Polymer-derived FexSiy/SiC@SiOC ceramic nanocomposites with tunable microwave absorption behavior

Iron-containing PSO precursors (FePSO) were synthesized by modification of polysiloxane with different amounts of ferric acetylacetonate [Fe(acac)(3)], then porous SiFeCO ceramics were successfully prepared by subsequent pyrolysis. The chemical modification and ceramization process of PFSO precursors were studied by FT-IR and TGA measurements. XRD patterns imply that the SiC crystalline can be easily observed when PFSO was exposed to 1200celcius in nitrogen atmosphere, while pure PSO exhibited broad diffraction peaks of SiC at 1500celcius, meaning that the grain coarsening of SiC was accelerated by adding iron. The crystallization behavior of ferric silicide (FexSiy) is complex due to the variation of iron content in feed and annealing temperature, and FexSiy/SiC@SiOC nanocomposites were produced after annealing. Because of the in-situ formation of SiC, FexSiy, and carbon strips in nanocomposites, PFSO-derived ceramics demonstrate enhanced microwave absorption performance.
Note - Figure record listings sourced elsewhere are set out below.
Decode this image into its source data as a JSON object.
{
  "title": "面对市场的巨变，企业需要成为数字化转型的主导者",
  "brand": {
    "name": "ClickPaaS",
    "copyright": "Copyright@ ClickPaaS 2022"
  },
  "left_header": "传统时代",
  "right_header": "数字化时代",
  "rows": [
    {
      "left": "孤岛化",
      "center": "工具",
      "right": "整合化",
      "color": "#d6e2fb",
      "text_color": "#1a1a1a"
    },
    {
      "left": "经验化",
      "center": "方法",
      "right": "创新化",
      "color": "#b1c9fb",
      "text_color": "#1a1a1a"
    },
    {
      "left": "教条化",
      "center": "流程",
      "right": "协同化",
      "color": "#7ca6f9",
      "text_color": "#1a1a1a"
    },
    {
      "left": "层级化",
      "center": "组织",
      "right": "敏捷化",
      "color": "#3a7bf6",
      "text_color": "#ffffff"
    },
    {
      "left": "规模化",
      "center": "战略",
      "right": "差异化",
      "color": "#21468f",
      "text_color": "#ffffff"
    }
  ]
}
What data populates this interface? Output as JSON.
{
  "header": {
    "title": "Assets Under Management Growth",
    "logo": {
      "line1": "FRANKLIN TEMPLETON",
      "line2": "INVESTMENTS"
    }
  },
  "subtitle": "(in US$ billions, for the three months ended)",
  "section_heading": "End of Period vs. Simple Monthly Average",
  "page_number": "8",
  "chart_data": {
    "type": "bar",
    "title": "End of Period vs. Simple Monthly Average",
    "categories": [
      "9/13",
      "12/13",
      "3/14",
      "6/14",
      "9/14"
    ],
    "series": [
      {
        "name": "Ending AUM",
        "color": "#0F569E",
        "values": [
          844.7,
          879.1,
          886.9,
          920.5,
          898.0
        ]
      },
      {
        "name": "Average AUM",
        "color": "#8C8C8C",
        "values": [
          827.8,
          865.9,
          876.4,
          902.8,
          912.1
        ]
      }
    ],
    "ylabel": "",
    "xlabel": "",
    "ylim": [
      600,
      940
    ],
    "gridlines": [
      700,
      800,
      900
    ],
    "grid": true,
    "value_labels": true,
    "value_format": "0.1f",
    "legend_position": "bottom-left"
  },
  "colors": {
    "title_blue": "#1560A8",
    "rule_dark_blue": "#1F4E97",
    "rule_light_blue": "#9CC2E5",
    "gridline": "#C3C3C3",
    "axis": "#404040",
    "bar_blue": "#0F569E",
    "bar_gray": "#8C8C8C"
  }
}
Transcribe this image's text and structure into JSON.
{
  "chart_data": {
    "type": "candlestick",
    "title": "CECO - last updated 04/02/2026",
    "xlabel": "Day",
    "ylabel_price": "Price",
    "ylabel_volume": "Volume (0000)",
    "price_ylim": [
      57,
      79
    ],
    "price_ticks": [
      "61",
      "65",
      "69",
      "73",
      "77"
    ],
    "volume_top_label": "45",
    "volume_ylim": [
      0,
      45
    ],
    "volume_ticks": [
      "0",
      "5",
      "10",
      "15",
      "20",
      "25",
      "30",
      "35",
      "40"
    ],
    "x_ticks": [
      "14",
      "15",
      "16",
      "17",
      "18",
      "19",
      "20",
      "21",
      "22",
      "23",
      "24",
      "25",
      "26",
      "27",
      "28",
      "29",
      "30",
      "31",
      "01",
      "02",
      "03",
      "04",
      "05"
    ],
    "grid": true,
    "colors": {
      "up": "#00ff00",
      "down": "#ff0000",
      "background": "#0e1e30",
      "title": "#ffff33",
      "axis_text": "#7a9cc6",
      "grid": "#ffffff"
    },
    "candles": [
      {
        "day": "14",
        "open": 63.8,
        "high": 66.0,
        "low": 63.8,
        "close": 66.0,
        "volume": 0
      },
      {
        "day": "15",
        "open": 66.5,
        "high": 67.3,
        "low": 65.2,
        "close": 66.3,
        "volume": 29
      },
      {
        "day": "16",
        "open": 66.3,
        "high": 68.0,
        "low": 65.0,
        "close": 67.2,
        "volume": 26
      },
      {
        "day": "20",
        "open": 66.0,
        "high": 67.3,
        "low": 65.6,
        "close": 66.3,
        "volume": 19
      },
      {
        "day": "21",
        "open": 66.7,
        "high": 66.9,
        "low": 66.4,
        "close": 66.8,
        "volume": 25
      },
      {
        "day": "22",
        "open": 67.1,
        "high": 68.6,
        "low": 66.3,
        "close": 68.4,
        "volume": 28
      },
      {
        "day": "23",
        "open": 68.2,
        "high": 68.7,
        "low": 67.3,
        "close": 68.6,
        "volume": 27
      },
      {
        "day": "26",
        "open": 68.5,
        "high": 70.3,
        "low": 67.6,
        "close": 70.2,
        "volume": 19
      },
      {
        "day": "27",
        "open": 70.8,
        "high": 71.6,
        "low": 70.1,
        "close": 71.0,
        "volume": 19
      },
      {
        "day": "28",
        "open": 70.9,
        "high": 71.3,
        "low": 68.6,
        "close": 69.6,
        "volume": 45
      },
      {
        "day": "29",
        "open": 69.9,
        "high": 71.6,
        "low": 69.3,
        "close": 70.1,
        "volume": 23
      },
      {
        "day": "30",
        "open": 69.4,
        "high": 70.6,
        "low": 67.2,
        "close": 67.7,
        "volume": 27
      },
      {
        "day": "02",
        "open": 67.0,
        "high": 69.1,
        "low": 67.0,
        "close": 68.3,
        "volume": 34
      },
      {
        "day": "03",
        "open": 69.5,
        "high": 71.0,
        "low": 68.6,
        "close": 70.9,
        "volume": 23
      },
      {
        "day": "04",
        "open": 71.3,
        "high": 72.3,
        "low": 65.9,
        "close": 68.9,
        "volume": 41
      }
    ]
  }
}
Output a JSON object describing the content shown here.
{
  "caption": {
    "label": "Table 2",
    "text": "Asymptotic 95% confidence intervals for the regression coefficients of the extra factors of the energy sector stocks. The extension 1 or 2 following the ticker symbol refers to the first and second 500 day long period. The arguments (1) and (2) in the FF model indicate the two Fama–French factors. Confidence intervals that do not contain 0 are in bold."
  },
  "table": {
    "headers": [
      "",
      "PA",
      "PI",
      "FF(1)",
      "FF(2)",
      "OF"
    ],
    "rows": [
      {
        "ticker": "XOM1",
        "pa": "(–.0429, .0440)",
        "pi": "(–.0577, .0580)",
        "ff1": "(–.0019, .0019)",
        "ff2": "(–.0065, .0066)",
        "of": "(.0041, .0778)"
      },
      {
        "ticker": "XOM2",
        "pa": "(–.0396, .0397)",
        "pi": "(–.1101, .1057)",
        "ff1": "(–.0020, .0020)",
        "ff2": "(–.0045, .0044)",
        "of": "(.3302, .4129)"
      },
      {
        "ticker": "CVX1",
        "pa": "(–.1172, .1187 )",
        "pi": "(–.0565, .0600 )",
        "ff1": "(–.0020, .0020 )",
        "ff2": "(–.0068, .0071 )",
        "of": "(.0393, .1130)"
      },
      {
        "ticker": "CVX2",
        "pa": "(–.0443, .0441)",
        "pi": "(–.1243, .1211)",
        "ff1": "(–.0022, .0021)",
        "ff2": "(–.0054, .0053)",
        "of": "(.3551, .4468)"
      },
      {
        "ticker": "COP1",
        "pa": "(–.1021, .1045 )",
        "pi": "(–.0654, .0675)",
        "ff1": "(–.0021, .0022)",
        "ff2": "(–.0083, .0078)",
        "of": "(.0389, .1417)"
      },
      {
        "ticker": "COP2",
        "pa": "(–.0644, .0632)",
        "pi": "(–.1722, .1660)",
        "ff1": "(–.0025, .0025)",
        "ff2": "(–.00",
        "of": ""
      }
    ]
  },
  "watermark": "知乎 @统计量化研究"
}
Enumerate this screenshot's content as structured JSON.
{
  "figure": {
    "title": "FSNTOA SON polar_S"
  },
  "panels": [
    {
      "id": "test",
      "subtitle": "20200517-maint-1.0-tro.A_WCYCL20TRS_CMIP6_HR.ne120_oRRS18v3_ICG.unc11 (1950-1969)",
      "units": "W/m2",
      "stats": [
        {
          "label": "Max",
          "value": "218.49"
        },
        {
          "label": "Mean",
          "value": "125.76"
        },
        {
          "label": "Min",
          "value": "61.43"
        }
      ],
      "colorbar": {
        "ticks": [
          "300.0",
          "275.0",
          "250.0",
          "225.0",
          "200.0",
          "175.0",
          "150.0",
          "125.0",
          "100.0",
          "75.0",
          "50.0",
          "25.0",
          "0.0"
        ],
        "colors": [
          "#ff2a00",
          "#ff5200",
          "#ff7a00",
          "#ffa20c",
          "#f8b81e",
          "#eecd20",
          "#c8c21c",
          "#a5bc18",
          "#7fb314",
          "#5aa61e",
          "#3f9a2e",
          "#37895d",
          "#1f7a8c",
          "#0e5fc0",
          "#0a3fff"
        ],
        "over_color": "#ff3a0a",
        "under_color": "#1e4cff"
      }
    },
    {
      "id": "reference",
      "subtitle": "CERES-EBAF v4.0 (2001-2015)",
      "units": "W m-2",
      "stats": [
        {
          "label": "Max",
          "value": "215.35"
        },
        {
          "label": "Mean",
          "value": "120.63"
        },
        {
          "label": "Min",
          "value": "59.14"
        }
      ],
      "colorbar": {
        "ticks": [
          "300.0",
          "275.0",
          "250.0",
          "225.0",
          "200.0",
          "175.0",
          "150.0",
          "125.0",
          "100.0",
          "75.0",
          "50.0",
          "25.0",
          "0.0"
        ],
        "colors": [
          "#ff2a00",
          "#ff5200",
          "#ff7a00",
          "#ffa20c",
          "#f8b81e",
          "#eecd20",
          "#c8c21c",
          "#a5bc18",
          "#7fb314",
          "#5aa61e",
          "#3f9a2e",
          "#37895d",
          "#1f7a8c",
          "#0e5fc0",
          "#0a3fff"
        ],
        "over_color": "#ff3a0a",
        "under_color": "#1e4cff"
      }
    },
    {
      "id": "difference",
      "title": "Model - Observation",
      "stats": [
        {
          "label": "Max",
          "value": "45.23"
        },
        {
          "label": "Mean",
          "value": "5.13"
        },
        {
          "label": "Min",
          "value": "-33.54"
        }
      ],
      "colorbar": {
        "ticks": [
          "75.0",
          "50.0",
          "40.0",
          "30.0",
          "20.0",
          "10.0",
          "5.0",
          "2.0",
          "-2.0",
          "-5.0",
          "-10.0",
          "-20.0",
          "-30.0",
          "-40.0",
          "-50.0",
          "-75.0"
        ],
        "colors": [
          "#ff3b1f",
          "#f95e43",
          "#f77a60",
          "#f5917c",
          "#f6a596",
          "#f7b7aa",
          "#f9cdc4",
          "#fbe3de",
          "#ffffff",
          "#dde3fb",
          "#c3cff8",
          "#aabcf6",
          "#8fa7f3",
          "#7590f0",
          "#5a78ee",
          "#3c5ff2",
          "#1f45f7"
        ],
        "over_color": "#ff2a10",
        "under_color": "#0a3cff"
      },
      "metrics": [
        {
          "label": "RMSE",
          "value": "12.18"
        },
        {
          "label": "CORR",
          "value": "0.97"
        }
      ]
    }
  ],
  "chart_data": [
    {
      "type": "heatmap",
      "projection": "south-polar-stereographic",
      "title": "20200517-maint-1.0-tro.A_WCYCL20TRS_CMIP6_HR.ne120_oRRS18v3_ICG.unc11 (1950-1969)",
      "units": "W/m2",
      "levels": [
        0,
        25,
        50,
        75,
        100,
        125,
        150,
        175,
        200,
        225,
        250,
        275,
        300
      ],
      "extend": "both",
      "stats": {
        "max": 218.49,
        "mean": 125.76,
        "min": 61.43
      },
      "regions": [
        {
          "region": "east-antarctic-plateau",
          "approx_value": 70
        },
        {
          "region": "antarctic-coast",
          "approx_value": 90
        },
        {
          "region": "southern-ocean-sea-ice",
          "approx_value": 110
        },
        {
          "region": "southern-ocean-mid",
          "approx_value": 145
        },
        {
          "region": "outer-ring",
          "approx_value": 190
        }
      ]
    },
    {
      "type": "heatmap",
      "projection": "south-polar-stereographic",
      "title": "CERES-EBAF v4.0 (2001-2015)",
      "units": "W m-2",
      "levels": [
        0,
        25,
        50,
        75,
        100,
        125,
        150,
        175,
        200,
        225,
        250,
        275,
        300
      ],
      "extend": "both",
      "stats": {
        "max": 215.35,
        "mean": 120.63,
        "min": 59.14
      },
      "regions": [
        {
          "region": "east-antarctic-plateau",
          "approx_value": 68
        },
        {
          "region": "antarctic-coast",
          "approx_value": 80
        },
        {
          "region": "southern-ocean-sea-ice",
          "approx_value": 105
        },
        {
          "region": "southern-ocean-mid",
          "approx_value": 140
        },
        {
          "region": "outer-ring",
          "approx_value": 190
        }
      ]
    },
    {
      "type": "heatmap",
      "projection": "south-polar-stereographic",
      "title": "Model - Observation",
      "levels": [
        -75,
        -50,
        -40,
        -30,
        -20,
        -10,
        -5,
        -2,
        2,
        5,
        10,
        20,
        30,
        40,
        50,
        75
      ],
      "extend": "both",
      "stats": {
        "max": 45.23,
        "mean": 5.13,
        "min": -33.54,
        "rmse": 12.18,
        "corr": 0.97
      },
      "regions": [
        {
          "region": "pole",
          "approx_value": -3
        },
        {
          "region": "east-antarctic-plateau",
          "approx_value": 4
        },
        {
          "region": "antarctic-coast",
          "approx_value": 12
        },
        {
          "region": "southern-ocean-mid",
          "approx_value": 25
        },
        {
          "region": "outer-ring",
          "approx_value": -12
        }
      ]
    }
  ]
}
The best effective absorption bandwidth (<-10 dB) and the minimum reflection loss are 2.6 GHz and -38 dB, respectively, which are achieved in the sample PFSO-3-1300celcius. FexSiy/SiC@SiOC nanocomposites synthesized in this work exhibit potential application in the field of electromagnetic interference, the carbon content and the crystallization behavior of FexSiy are the critical factors for the performance optimization.